How Failure Can Be Your Kid’s Best Friend

By Tim Elmore
http://growingleaders.com/blog/
June 30. 2014



Benjamin Franklin said, “The things which hurt, instruct.”  Your attitude towards failure determines your altitude after failure. The same is true for students. It’s all what they allow to reside in their mind. I think Warren Wiersbe was right when he said, “A realist is an idealist who has gone through the fire and been purified.  A skeptic is an idealist who has gone through the fire and been burned.”
My friend Kyle Stark develops young men for a living. He is the Director of Player Development for the Pittsburgh Pirates. As he watches young teens enter professional baseball, he observes: “Failure separates those who think they want success from those who are determined to win. Failure narrows the playing field. The first people out are those who blame others, next out are those who lost interest. The weak go first. The strong learn to hang in there and keep bouncing back until they win.

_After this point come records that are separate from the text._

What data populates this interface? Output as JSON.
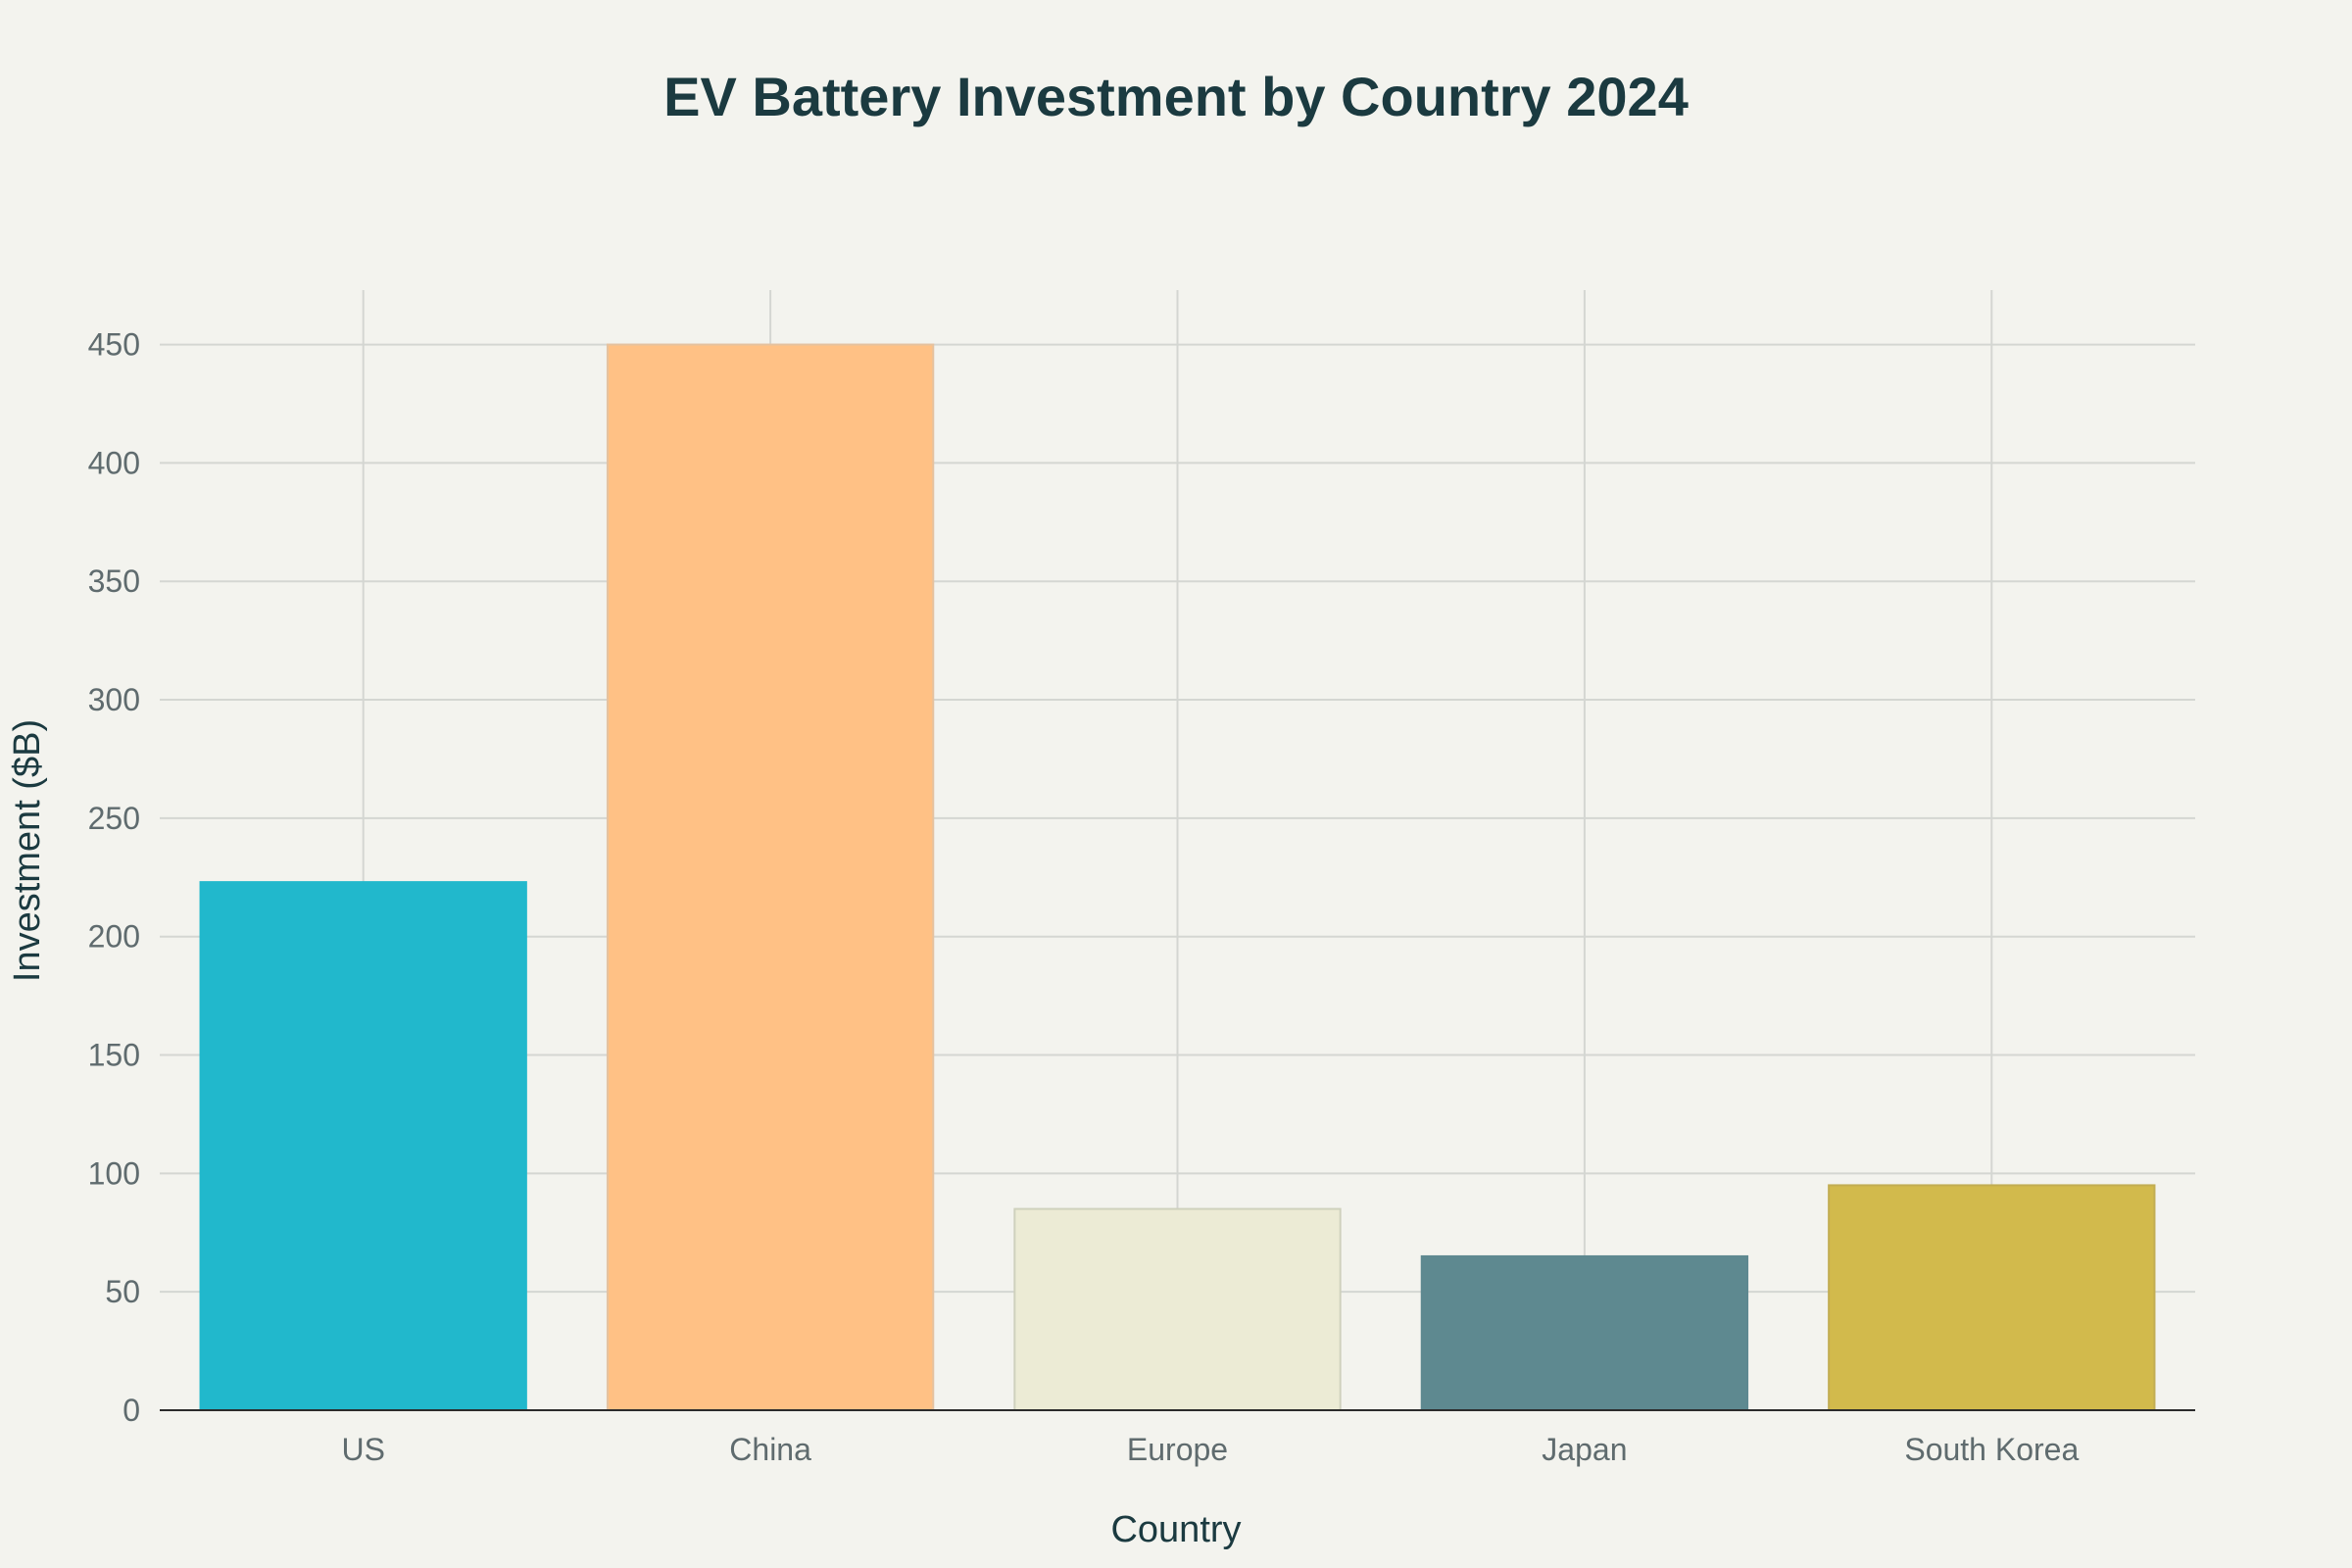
{
  "chart_data": {
    "type": "bar",
    "title": "EV Battery Investment by Country 2024",
    "xlabel": "Country",
    "ylabel": "Investment ($B)",
    "categories": [
      "US",
      "China",
      "Europe",
      "Japan",
      "South Korea"
    ],
    "values": [
      223,
      450,
      85,
      65,
      95
    ],
    "ylim": [
      0,
      473
    ],
    "yticks": [
      0,
      50,
      100,
      150,
      200,
      250,
      300,
      350,
      400,
      450
    ],
    "grid": true,
    "legend": "none",
    "colors": [
      "#21b8cc",
      "#ffc185",
      "#ecebd5",
      "#5e8990",
      "#d2ba4c"
    ],
    "bar_borders": [
      "#21b8cc",
      "#e5c2a0",
      "#cfd1bd",
      "#5e8990",
      "#c2ad52"
    ],
    "background": "#f3f3ee"
  }
}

“The thin-skinned rarely win due to brittle egos and apprehensive attitudes. Thick skin comes from falling and failing. The falls produce wounds that heal and reveal a connection between resiliency and a peculiar resolve which accepts failure as a temporary condition. They accept both good and bad so not to forfeit the blessing of learning from both. 
“The thick-skinned prepare to win by increasingly expanding their willingness to endure pain in affirming the degree of true desire. They allow every challenge to serve as an opportunity to changes for the better. They continue to learn that bitterness is poison and quickly purge its deadly influence on both their endurance and desire. They see a prize in every problem and potential in every person. They see their faults but never focus on them. They know that whatever is on the mind will eventually get in the mind. The power of positive word choice determines each choice of the next deed. Wasting time talking about everything that cannot change and about nothing that can is pointless.”